Sur cette base-là, Robin Degron, dans son livre « La France, bonne élève du développement durable ? » positionne la France comme un élève moyen au bilan contrasté, dont la performance reste principalement due à ses engagements européens.

La RSE peut s’ancrer dans l’opérationnel lorsqu’elle est métissée – pas vraiment française et pas vraiment internationale pour autant

En fait, c’est bien grâce à une approche métissée que la RSE à la française se revigore. Issue d’un « terreau », elle s’ancre dans des cultures managériales locales, condition sine qua none de son appropriation par les décideurs français.

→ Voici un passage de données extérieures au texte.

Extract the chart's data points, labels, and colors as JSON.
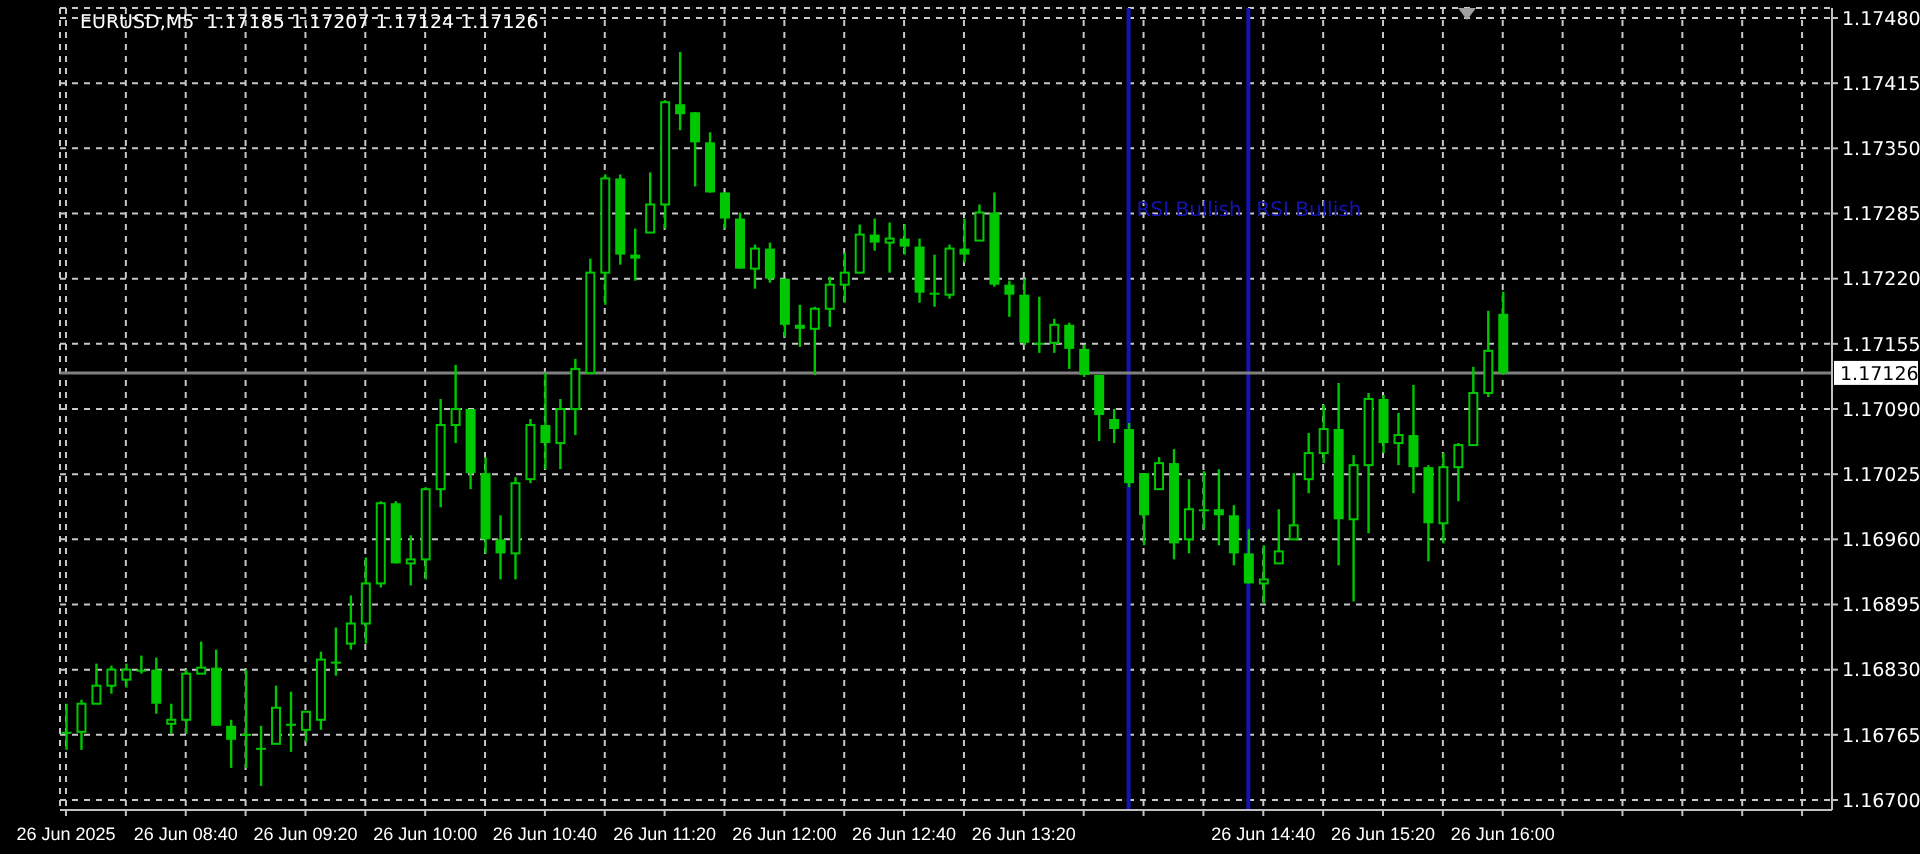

Par exemple, il y a une assez forte culture de la gestion par la qualité et les processus dans les approches de la RSE. Cela s’explique en partie par le profil de différents responsables RSE, et un fort intérêt pour l’ISO 26000, qui n’est pas forcément partagé partout à l’international de manière évidente…

Reste alors quatre éléments inquiétants à traiter d’urgence :

– Si la RSE « à la française » aime bien mettre l’accent sur des approches normatives internationales, il est alors urgent d’investir bien plus largement l’espace international portant sur ces questions. Le récent montre l’insuffisance de la voix de la France dans les négociations internationales traitant des questions de normalisation.

– Si les acteurs économiques en France en sont encore à trop se questionner sur la valeur ajoutée d’une démarche RSE, comme j’ai pu encore l’entendre largement lors d’un récent colloque, alors il est peut-être urgent de regarder ce qu’il se fait notamment au Japon avec l’exemple ou de nombreuses grandes entreprises japonaises, où il est courant de trouver de l’information permettant de faire le lien entre la performance RSE d’un produit et le bénéfice client espéré s’y associant. Les Allemands font de même en essayant de renforcer le concept du « made in Germany », perçu comme un gage de qualité à l’export, avec une plus forte teinte RSE à l’avenir.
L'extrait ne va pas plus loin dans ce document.